Jam 12 saya bangun. Kok rasanya berisik banget, suara-suara obrolan berasa sangat dekat, ditambah bau kaos kaki yang bikin pengen muntah. Ketika saya membuka mata, mak tratap rasanya seperti diseruduk kebo. Sakit sih enggak, tapi bikin kaget setengah mati. Saya seakan ingin cosplay jadi Naysilla Mirdad dan bilang, “jangan dekat-dekat, aku jijik sama mas!”

Nih, ya, teman-teman. Saya kan tidur dalam keadaan sehormat-hormatnya. Hanya pakai celana bokser, kaos lekbong alias kelek bolong, dan entah ngapain saja selama saya tidur. Kok ya bisa-bisanya pas bangun ada 3 bule. Itu pun satunya cewek pula. Ya, bukannya apa-apa, ini kali pertama saya tidur satu ruangan dengan lain jenis selain sama kakak saya yang tidurnya moshing itu. 

Teman Kamar Tidak Dikenal 

Saya yang bangun pun pura-pura tidur lagi. Namun saya sadar, seleksi drama di kampus saja nggak lolos apa lagi babagan dunia nyata seperti ini. Dengan cepat, mereka mendeteksi bahwa saya sudah bangun. Bajilak, bangun-bangun ngobrol sama manusia yang entah berasal dari mana. 

“Apa aku ganggu tidur kamu?” tanya salah satu yang sadar saya sudah bangun. Sebuah pertanyaan paling basa-basi yang pernah saya dengar. Sebagai orang Indonesia yang kaffah, saya pun tersenyum dan menjawab bahwa mereka nggak ganggu sama sekali. Batin saya ya bilang mbrebeki woi!

Ternyata mereka juga baru saling kenal. Dua cowok masing-masing berasal dari Eropa dan yang cewek berasal dari Afrika Selatan. Saya yang pah poh plongah-plongoh pun bertanya, kok bisa kita satu kamar? Mereka menjelaskan bahwa hostel itu sejatinya bukan kamar privat. Tempat ini hanya untuk persinggahan istirahat saja, tidak lebih. Saya hanya bisa misuh dalam hati dan nggumun pantas saja harganya murah. 

Bangun sendiri lalu bangun ada 3 orang asing dari negara-negara berbeda itu rasanya seperti film-film fiksi ilmiah. Jangan-jangan kami nanti ditugaskan unruk melawan robot yang ada di luar ruangan? Kalau nggak, rasanya saya ini seperti atlet atau delegasi Indonesia yang sedang mewakili acara internasional.

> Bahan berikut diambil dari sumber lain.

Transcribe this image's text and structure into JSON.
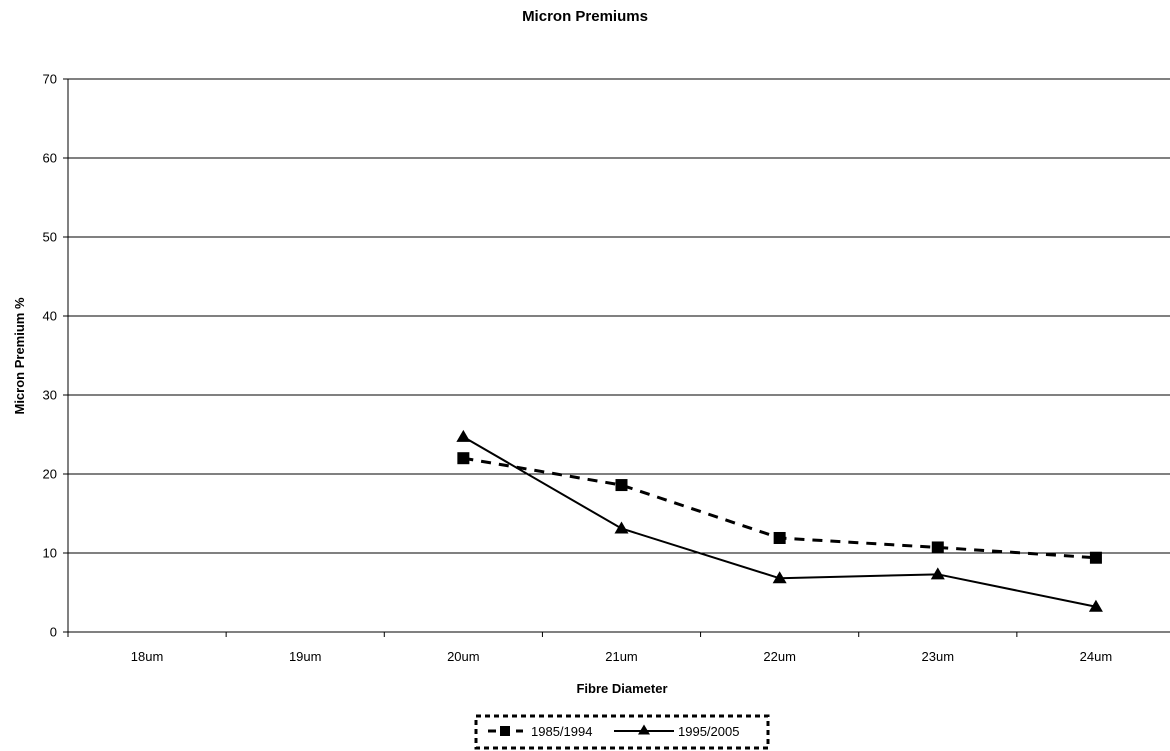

Wes to, pokoknya campur aduk. 

Di balik hal yang mangkeli, saya bisa tahu tabiatnya anak muda negara lain walau ini agak menggeneralisasi. Mulai dari kakinya bau, ngorok, hingga mengigau sedang jadi anak band pun ada. 

Sebelum saya ngece, saya pun mikir, setelah mereka tidur bersama saya seperti ini, hal apa yang mereka pikirkan tentang Masyarakat Indonesia, ya? Itu sebuah misteri, tapi yang jelas pasti terpikirkan satu hal setelah mereka kenal saya; orang Indonesia itu doyan sambat!